Since 2012, international and Rwandan trainers have facilitated the training of 80 Community Music Leaders in Rwanda, each receiving 116 hours of professional training. Rwandan trainers provide on-going support, and ensure local culture is embedded in the training. The most appropriate and effective musical approaches are embedded in WE-ACTx for Hope's clinical support structure, providing young patients with opportunities for positive creative expression and social empowerment through musical interaction.

===Music Bridge - Northern Ireland===
The Music Bridge program is run in cooperation with Culturlann Ui Chanain, an Irish language, arts and cultural organization in Derry. MWB provides music workshop leadership training for community workers and musicians interested in developing meaningful projects in their communities with a focus on children and youth from fragile environments, aimed at strengthening self-identity, peer relationships, and creative potential. The project also builds the capacity of local organizations to facilitate cross-community work, making a substantive contribution towards peace-building and reconciliation efforts in the region.

===Welcome Notes - Europe===
As refugees arrive in increasing numbers in the Netherlands, Musicians Without Borders is building a program of support and solidarity. Its trainers and workshop leaders use the power of music to engage people living in emergency reception centers, building trust and connection among refugees and local communities.MWB has trained musicians in the Netherlands, Italy and Germany to implement workshops in local refugee centers.

===Soy Musica (I Am Music) - El Salvador===
El Salvador is a country that suffered a brutal civil war from 1980 to 1992. Today in El Salvador, many years after ‘peace’ was declared, inequality, fear and violence still prevail. Musicians Without Borders has partnered with UNICEF and the Ministry of Education of El Salvador, as part of a national program to build capacities for teachers in peacebuilding.

==Training==
MWB trains musicians with experience in community work and/or social activism who are interested in expanding their skills based on their working principles developed from years of working in current and post-conflict regions. They offer an annual 6-day Training of Trainers in The Netherlands, focusing on training musicians to use music for social change and peace-building.
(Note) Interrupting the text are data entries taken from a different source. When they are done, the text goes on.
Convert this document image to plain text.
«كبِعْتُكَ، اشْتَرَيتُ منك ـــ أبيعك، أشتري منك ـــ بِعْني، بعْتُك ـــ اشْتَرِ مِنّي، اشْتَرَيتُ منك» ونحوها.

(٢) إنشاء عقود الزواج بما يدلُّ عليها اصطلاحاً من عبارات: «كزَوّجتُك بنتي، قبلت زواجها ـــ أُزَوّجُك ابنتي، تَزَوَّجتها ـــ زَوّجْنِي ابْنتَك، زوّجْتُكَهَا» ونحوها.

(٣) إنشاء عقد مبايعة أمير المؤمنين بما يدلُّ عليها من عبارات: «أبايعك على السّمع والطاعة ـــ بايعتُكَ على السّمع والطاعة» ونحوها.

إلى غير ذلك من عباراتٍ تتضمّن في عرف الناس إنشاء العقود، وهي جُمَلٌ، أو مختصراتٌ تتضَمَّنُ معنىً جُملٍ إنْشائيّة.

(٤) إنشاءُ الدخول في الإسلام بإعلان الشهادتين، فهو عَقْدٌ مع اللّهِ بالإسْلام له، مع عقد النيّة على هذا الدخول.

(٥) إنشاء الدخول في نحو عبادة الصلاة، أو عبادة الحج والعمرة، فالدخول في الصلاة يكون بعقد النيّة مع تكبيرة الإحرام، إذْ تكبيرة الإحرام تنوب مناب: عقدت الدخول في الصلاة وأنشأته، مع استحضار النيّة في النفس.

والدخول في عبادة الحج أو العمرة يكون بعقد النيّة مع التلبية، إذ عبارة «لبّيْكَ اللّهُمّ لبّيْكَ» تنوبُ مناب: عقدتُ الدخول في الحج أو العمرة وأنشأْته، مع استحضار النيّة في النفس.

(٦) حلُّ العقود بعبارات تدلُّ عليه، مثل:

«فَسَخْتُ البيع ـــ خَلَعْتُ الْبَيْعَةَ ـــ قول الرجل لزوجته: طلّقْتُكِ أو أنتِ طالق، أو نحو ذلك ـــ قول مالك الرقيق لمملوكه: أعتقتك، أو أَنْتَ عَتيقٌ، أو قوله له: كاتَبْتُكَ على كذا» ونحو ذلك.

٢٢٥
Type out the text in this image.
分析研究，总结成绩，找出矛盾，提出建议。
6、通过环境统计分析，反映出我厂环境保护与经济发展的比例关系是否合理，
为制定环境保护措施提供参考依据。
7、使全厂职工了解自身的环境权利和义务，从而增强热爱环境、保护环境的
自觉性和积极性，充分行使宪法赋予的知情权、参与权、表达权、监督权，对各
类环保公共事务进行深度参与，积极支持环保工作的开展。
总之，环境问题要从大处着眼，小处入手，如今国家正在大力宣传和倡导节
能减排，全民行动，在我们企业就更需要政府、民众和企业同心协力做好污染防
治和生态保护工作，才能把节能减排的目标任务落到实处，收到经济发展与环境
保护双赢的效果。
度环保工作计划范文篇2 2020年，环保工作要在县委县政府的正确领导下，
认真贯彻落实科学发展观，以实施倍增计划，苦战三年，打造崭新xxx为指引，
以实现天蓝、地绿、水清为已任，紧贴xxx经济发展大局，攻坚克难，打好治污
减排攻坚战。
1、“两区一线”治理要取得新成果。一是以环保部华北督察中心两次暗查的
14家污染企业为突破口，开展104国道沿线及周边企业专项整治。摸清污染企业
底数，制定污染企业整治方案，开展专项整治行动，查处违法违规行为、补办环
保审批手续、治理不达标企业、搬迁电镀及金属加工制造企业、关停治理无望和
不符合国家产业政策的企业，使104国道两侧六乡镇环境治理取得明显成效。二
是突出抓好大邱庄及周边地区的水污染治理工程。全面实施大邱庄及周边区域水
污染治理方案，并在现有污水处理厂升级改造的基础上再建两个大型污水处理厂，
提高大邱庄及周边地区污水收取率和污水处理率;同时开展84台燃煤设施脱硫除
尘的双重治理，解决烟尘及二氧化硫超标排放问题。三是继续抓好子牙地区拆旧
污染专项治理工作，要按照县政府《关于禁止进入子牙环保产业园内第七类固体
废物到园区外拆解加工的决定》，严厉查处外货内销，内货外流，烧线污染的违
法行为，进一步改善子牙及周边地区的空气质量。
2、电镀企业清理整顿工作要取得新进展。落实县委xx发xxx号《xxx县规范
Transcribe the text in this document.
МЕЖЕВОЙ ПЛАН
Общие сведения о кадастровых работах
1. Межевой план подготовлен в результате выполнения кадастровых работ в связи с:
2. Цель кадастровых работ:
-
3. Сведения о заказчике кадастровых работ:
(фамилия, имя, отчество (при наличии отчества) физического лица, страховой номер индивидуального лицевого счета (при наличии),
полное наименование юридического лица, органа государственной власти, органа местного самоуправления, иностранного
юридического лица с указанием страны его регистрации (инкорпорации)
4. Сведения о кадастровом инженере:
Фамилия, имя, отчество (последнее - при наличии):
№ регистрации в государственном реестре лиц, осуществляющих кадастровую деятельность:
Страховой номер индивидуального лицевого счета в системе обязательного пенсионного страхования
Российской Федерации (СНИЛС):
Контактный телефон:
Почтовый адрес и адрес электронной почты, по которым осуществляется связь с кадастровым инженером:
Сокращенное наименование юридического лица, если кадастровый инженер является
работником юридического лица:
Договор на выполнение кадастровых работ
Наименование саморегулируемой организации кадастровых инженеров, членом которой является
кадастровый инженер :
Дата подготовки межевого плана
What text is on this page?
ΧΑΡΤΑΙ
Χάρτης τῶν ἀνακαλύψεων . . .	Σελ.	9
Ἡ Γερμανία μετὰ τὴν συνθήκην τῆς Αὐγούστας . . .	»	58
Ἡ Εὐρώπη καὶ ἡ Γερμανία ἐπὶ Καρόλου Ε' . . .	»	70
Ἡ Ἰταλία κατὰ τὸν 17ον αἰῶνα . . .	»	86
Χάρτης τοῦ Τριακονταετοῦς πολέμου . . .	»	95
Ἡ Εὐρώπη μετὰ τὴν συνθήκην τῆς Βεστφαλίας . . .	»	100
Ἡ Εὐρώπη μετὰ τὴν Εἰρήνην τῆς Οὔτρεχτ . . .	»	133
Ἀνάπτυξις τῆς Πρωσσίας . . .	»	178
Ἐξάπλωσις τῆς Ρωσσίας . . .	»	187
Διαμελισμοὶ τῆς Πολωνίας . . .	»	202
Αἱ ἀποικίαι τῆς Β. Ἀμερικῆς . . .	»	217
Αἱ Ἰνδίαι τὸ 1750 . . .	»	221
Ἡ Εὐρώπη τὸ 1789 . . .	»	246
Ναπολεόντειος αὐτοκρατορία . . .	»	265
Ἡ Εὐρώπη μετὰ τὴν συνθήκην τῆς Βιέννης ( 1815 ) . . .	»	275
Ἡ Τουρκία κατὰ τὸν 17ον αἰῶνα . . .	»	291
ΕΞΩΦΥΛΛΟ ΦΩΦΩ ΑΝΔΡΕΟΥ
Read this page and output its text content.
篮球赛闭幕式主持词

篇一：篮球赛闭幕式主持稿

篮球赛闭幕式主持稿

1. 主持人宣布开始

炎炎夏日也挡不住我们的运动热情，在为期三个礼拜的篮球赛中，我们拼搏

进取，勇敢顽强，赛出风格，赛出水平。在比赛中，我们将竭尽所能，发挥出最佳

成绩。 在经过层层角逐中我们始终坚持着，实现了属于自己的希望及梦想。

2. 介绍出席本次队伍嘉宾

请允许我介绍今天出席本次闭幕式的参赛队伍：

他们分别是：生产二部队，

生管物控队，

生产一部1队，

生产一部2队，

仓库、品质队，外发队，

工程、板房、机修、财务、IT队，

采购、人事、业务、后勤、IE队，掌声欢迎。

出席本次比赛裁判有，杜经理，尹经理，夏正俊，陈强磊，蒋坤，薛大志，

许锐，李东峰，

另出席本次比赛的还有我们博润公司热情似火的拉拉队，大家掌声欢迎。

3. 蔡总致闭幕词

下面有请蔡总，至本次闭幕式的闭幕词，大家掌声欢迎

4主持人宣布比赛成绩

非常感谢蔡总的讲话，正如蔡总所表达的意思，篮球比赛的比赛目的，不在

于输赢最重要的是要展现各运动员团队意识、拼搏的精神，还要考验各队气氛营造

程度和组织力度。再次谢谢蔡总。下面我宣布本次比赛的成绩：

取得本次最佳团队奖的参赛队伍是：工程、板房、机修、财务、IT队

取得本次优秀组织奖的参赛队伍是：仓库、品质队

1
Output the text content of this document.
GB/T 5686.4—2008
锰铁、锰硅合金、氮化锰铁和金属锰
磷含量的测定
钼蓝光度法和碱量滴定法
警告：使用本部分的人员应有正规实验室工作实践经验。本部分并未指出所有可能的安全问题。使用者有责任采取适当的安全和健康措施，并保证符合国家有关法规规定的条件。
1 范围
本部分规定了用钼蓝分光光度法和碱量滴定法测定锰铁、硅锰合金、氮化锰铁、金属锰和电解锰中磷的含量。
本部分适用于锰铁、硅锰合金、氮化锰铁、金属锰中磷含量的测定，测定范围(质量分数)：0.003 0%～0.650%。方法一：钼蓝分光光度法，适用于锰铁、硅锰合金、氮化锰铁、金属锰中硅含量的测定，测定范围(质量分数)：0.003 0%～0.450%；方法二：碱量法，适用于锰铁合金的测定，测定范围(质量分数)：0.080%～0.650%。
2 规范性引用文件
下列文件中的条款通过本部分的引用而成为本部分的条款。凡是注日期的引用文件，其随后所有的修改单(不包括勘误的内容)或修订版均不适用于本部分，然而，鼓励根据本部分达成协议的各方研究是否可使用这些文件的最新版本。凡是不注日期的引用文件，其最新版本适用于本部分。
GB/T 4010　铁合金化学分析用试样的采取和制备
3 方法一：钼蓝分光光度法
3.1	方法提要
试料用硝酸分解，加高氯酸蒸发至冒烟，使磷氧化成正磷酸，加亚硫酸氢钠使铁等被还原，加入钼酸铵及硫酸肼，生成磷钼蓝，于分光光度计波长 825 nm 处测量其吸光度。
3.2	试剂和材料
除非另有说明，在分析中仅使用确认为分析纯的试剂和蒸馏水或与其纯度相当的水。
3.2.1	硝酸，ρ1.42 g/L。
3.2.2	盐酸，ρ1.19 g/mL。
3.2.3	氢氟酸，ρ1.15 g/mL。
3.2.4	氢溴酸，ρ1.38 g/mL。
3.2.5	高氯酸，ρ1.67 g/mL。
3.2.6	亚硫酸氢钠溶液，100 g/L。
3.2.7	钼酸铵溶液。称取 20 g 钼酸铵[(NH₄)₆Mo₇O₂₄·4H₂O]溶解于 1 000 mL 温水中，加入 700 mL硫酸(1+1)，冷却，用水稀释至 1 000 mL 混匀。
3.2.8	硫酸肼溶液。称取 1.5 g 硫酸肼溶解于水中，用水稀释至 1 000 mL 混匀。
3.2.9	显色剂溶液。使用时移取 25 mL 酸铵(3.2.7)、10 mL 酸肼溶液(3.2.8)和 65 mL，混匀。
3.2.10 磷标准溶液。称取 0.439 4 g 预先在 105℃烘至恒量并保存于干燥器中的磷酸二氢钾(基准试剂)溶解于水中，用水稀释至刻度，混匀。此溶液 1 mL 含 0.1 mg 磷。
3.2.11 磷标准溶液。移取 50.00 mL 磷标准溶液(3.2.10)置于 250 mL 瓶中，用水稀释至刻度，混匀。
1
In partnership with various organizations and academic institutes, MWB offers advanced training that cover various aspects of their community music training curriculum:

- MWB offers an annual elective as part of the three-week course “Conflict Transformation Across Cultures” at SIT Graduate Institute, to train musicians and peacebuilders how to integrate music into social outreach for communities affected by war and other forms of violence.

- At the annual SOAS summer music school, MWB runs a training and seminar program open to musicians and music researchers.

== Results ==
Researchers who have studied MWB's work have implied that such intercultural creative music practices can be adapted to further social justice engagement. Today, MWB engages with universities, social activists and artists worldwide: sharing expertise as they work to inspire and enable musicians around the globe to be advocates, activists, teachers, trainers, researchers and performers, together carrying the message: "war divides, music connects."